Personal information
- Born: 30 August 1939
- Died: 6 August 2015 (aged 75)

Medal record
Women's orienteering
Representing Sweden
World Championships
| Gold medal – first place | 1966 Fiskars | Individual |
| Gold medal – first place | 1968 Linköping | Individual |
| Gold medal – first place | 1970 Friedrichroda | Relay |
| Silver medal – second place | 1968 Linköping | Relay |
| Silver medal – second place | 1970 Friedrichroda | Individual |
| Silver medal – second place | 1972 Doksy | Relay |
European Championships
| Gold medal – first place | 1962 Løten | Individual |
| Gold medal – first place | 1962 Løten | Relay |
| Gold medal – first place | 1964 Le Brassus | Relay |
| Bronze medal – third place | 1964 Le Brassus | Individual |

= Ulla Lindkvist =

Swedish orienteering competitor

Ulla Lindkvist (30 August 1939 – 6 August 2015) was a Swedish orienteering competitor, and the first individual female world champion in this sport.

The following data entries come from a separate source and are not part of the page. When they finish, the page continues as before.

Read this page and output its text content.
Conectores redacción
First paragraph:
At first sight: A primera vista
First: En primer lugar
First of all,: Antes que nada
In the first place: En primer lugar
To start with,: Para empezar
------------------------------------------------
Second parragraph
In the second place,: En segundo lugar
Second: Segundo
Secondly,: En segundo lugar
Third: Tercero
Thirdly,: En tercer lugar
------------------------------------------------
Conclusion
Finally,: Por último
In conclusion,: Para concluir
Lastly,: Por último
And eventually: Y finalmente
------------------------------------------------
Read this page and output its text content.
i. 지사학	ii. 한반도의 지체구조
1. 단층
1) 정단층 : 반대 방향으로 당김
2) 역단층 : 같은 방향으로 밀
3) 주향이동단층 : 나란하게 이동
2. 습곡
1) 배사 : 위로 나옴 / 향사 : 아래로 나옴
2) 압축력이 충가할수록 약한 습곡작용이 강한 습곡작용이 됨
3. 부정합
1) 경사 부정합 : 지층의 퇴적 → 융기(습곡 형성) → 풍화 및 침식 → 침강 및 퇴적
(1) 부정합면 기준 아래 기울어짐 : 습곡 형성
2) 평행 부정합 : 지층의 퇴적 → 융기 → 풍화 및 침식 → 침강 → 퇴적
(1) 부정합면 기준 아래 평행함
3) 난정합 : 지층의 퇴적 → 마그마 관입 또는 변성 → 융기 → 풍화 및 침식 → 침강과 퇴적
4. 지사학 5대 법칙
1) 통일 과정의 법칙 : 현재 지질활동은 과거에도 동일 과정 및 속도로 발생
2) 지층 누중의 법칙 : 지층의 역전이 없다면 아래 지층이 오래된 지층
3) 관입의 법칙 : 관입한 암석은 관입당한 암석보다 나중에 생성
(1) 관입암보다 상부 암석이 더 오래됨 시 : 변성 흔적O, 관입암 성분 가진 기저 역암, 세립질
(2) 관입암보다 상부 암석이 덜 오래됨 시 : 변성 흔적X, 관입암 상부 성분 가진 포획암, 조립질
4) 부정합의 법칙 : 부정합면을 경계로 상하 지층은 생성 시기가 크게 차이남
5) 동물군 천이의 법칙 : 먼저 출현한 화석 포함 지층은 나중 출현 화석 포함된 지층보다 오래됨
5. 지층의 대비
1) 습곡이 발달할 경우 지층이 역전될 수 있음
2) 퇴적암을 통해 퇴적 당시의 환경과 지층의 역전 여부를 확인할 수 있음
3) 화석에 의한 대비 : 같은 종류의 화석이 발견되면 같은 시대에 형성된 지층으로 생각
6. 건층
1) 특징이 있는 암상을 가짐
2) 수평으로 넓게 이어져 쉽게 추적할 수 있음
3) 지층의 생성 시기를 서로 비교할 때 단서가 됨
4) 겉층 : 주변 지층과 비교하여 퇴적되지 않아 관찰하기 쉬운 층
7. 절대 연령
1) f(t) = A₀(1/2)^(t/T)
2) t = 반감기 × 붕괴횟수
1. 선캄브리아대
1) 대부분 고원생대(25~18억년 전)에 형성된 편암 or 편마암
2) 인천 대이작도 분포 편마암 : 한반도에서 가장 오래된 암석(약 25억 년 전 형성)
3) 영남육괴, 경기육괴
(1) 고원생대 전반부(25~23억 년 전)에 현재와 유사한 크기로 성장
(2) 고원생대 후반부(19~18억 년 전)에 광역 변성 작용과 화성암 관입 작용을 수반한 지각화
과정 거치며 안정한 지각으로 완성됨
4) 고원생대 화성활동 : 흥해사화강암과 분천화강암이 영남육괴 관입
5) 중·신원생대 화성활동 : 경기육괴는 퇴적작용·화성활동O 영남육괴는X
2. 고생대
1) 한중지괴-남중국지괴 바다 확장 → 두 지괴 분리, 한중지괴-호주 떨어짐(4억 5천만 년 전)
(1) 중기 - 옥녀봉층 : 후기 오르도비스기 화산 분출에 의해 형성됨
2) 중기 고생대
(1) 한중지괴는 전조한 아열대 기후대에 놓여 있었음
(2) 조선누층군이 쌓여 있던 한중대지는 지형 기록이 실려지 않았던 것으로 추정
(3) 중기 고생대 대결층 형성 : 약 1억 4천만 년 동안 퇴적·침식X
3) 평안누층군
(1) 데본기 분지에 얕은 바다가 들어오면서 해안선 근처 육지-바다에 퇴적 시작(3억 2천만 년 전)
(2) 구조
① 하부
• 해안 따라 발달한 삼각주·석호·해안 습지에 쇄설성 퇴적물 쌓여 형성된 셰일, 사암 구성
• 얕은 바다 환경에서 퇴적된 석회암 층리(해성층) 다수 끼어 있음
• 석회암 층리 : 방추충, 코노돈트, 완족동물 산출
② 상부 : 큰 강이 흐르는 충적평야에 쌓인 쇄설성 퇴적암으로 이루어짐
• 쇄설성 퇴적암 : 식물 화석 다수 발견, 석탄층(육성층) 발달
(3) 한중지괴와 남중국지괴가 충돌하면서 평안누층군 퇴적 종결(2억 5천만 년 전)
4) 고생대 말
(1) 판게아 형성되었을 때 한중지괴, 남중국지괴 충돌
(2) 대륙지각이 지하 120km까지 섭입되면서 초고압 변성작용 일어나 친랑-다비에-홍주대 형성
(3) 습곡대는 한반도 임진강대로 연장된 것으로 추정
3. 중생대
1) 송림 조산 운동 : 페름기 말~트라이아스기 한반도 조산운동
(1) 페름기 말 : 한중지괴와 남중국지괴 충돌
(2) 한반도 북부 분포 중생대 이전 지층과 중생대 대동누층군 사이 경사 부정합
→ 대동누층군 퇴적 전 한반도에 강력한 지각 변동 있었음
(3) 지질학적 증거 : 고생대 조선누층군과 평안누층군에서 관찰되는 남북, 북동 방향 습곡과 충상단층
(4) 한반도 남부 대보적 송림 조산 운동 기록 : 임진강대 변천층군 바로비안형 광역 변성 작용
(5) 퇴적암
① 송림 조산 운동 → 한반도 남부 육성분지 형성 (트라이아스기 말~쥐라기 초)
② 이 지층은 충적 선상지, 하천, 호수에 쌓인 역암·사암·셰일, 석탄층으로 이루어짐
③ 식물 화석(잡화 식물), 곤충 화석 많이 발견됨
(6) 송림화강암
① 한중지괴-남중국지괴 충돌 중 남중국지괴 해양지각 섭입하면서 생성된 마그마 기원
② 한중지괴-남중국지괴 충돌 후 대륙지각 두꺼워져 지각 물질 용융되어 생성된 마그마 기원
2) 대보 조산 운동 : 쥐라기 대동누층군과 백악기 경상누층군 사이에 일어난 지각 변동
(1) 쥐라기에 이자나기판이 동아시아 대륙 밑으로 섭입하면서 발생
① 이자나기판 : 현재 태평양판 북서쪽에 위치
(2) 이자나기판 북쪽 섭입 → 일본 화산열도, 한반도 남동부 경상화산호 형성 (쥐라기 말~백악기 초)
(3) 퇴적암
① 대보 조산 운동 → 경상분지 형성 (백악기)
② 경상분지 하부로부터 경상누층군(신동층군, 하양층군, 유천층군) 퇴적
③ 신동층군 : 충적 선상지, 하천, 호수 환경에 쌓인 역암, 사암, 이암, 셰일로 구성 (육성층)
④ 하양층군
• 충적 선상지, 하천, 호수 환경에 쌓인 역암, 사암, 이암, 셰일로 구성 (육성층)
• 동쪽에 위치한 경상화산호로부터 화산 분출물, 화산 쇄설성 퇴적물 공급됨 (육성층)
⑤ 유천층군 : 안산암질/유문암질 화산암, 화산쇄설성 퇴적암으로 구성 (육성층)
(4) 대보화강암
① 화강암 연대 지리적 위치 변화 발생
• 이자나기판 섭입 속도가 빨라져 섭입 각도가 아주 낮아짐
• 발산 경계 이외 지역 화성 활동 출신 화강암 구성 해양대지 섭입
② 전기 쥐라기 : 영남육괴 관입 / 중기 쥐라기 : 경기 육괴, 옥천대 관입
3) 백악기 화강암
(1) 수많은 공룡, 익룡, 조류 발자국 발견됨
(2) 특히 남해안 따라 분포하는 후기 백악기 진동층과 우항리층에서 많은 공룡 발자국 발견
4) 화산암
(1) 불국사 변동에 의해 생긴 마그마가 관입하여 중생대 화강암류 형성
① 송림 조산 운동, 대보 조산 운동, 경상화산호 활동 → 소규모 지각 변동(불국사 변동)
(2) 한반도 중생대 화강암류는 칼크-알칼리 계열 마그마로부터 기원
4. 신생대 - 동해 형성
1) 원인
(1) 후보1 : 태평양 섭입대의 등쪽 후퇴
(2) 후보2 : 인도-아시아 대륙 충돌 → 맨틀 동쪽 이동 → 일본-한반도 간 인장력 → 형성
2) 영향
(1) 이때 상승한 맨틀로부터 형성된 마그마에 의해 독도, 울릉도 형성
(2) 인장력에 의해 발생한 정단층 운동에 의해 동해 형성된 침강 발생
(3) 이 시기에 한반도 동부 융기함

She won the 1966 and 1968 Individual World Orienteering Championships, and finished second 1970. She became Relay World Champion in 1970 as a member of the Swedish team (together with Birgitta Larsson and Eivor Steen-Olsson). She also participated on the teams that obtained silver medals in 1968 and 1972.

Lindkvist holds the record for the number of overall O-Ringen victories, and number of O-Ringen wins in a row, winning eight in a row from 1967 to 1974.